Alle 15:30 in punto, l’A380 era pronto per partire. Io riprendevo l’aereo con una fotocamera, la Canon 70D, mentre mio padre riprendeva con il suo iPhone, che riesce a fare dei video di altissima qualità.
Una volta decollato il mostro dei cieli, ci siamo sentiti soddisfatti. A questo punto la fame si è fatta sentire e siamo andati in un ipermercato per mangiare qualcosa.
Più tardi, siamo andati a casa di mio cugino, che si trova nella zona dei Castelli Romani. Abbiamo cenato insieme e poi io e Simone ci siamo divertiti a giocare a basket sulla PlayStation.
Secondo giorno di pioggia
Il giorno dopo pioveva tantissimo, ma nonostante ciò siamo andati all’aeroporto. Quando siamo arrivati, nonostante la pioggia, pensavamo di farcela riparandoci con un ombrello. Neanche il tempo di uscire e di aprire il treppiedi… che la pioggia era diventata tre volte più forte!! La situazione era tragicomica.
Siamo corsi subito in macchina. Eravamo inzuppati.
Nonostante questa disavventura siamo riusciti a portare a casa un clip molto buono (riprendendo da dentro la macchina) del decollo dell’A380 con la pista bagnata.
Terzo giorno di spotting
Il giorno successivo il cielo era nuvoloso.
Avevamo deciso di andare alla testata della pista (la parte iniziale), in modo da riprendere l’A380 che ci passava sopra la testa.
Siccome comunque pioveva, e non volevo che si bagnasse l’obiettivo, siamo dovuti restare in macchina.
Dopo un pò di attesa, dalle nubi è comparso il gigante dei cieli. Vedere un A380 che mi arrivava di fronte era per me una grande emozione.
Il rumore dei motori cominciava a farsi sentire, ed io ero al posto giusto e nel momento giusto.
Anche quel giorno sono riuscito a portare a casa una clip eccezionale. È stato fantastico.
Quando siamo tornati a casa di mio cugino non vedevo l’ora di scaricare le clip sul computer e di vederle.
Ultimo giorno e conclusione
L’ultimo giorno è stato quello migliore.
Il cielo era azzurro e il sole splendeva. Le migliori condizioni per una giornata di spotting.
Quando siamo arrivati all’aeroporto ho iniziato a fare delle riprese a un Boeing 787 e a due A350, aerei moderni di media-grande taglia.
L’A380 arrivava come sempre alle 12:50. Avevo ancora un pò di tempo per fare pratica.
Dopo circa mezz’ora, da lontano si cominciava ad intravedere il quadrimotore che stavamo aspettando, l’A380.
La ripresa era perfetta.
Una volta atterrato il gigante, siamo andati in un punto dove si poteva riprendere senza far vedere la recinzione, e abbiamo fatto delle riprese fantastiche.
A quel punto siamo ritornati a casa, soddisfatti e impazienti di scaricare e vedere le clip.
Domande da interrogazione
- Qual è stata la motivazione principale per il viaggio a Roma?
- Come è stata la prima esperienza all'aeroporto di Roma?
- Quali difficoltà hanno affrontato durante il secondo giorno di viaggio?
- Che emozioni ha suscitato il terzo giorno di spotting?
- Com'è stata l'ultima giornata di riprese all'aeroporto?

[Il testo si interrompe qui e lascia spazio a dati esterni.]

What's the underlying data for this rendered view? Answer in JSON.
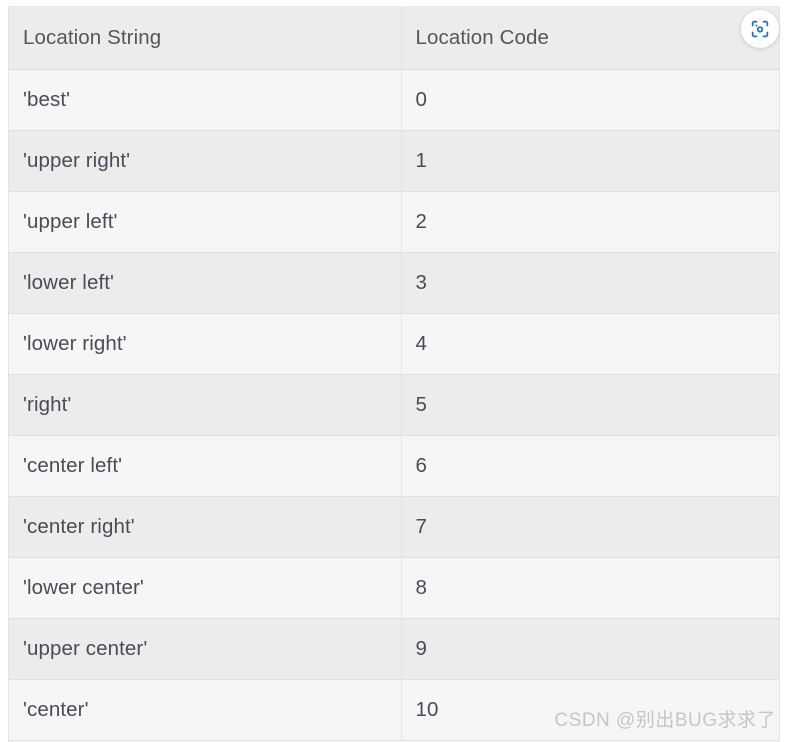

La motivazione principale per il viaggio a Roma è stata la ricerca di aerei più grandi e interessanti da riprendere, poiché l'aeroporto di Bari Palese offriva solo aerei medio-piccoli, rendendo monotona l'attività di videomaking per il canale YouTube "The Flying Eagle".

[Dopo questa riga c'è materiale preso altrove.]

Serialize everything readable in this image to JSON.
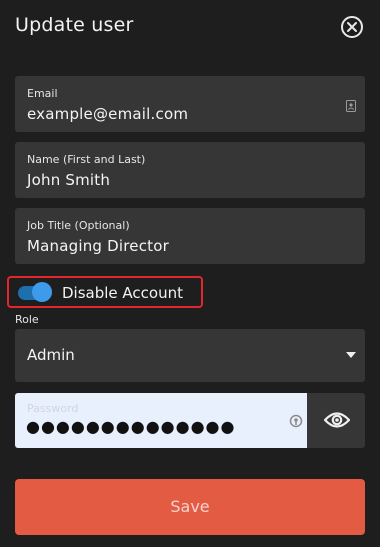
{
  "dialog": {
    "title": "Update user",
    "close_icon": "close-circle-icon"
  },
  "form": {
    "email": {
      "label": "Email",
      "value": "example@email.com",
      "icon": "contact-card-icon"
    },
    "name": {
      "label": "Name (First and Last)",
      "value": "John Smith"
    },
    "job_title": {
      "label": "Job Title (Optional)",
      "value": "Managing Director"
    },
    "disable_account": {
      "label": "Disable Account",
      "checked": true,
      "highlight_color": "#e3262b",
      "toggle_color": "#3d9bea"
    },
    "role": {
      "label": "Role",
      "selected": "Admin"
    },
    "password": {
      "placeholder": "Password",
      "masked_value": "●●●●●●●●●●●●●●",
      "icon": "key-icon",
      "toggle_icon": "eye-icon"
    },
    "save_label": "Save"
  },
  "colors": {
    "background": "#1e1e1e",
    "field": "#363636",
    "password_bg": "#e8f0fe",
    "save_button": "#e35b43"
  }
}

La prima esperienza all'aeroporto di Roma è stata emozionante, con l'atterraggio dell'Airbus A380, che è avvenuto rapidamente, permettendo solo di riprendere la fase di taxing. Tuttavia, il decollo successivo ha soddisfatto le aspettative, portando a una serata di divertimento con il cugino.

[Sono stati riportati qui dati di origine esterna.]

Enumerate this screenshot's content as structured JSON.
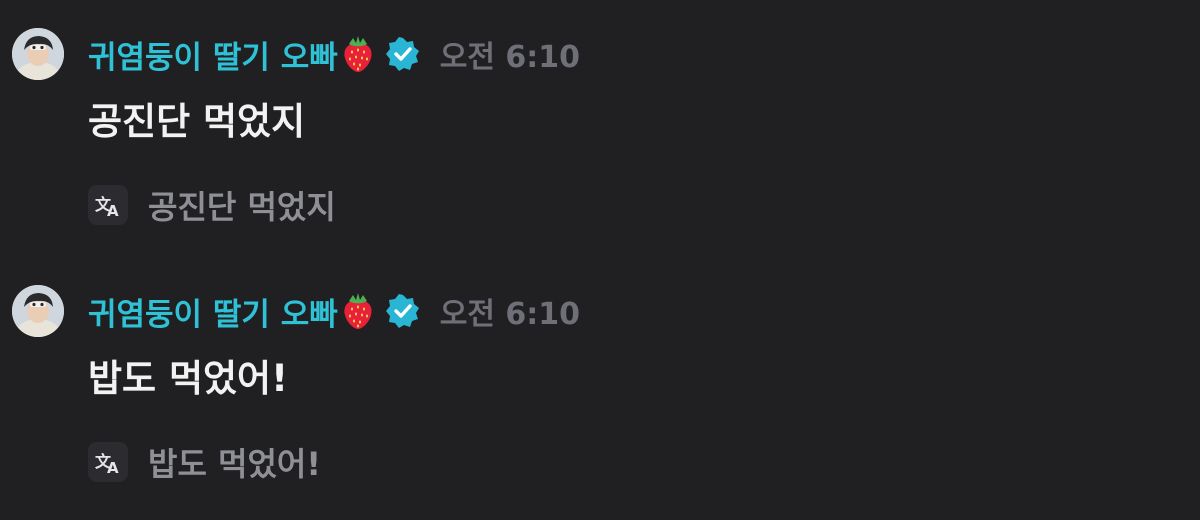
{
  "messages": [
    {
      "author": "귀염둥이 딸기 오빠",
      "author_emoji": "strawberry-icon",
      "verified": true,
      "timestamp": "오전 6:10",
      "text": "공진단 먹었지",
      "translation": "공진단 먹었지"
    },
    {
      "author": "귀염둥이 딸기 오빠",
      "author_emoji": "strawberry-icon",
      "verified": true,
      "timestamp": "오전 6:10",
      "text": "밥도 먹었어!",
      "translation": "밥도 먹었어!"
    }
  ],
  "colors": {
    "background": "#202022",
    "author_name": "#2fc1d6",
    "timestamp": "#6f7077",
    "message_text": "#f2f2f3",
    "translation_text": "#8f9096",
    "verified_badge": "#29b6d4"
  }
}
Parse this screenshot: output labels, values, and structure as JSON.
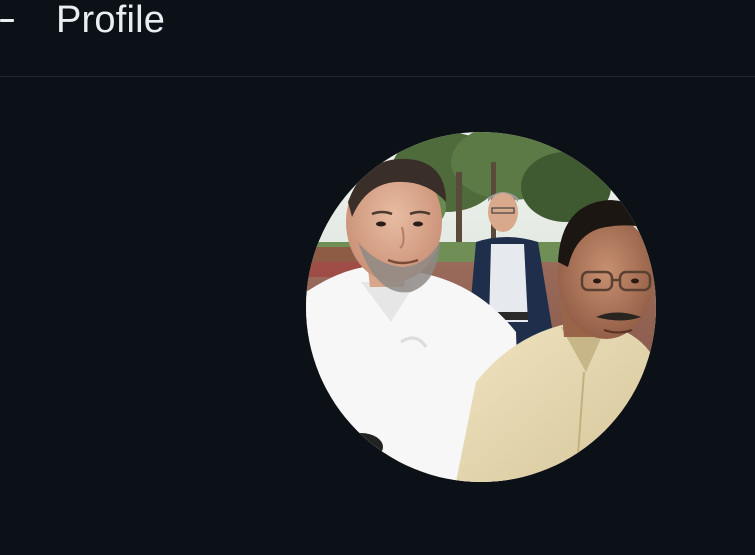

Durante il secondo giorno, la famiglia ha affrontato una forte pioggia che ha reso difficile riprendere gli aerei. Nonostante la situazione tragicomica, sono riusciti a ottenere una clip di decollo dell'A380 riprendendo dall'interno della macchina.
Il terzo giorno ha suscitato grande emozione quando l'A380 è apparso tra le nubi. Nonostante la pioggia, l'attesa è stata ripagata con una clip eccezionale, rendendo l'esperienza memorabile.
L'ultima giornata è stata la migliore, con cielo azzurro e sole splendente. Sono state effettuate riprese di vari aerei, culminando con l'atterraggio dell'A380, che ha permesso di realizzare clip fantastiche, lasciando la famiglia soddisfatta e impaziente di rivedere il materiale registrato.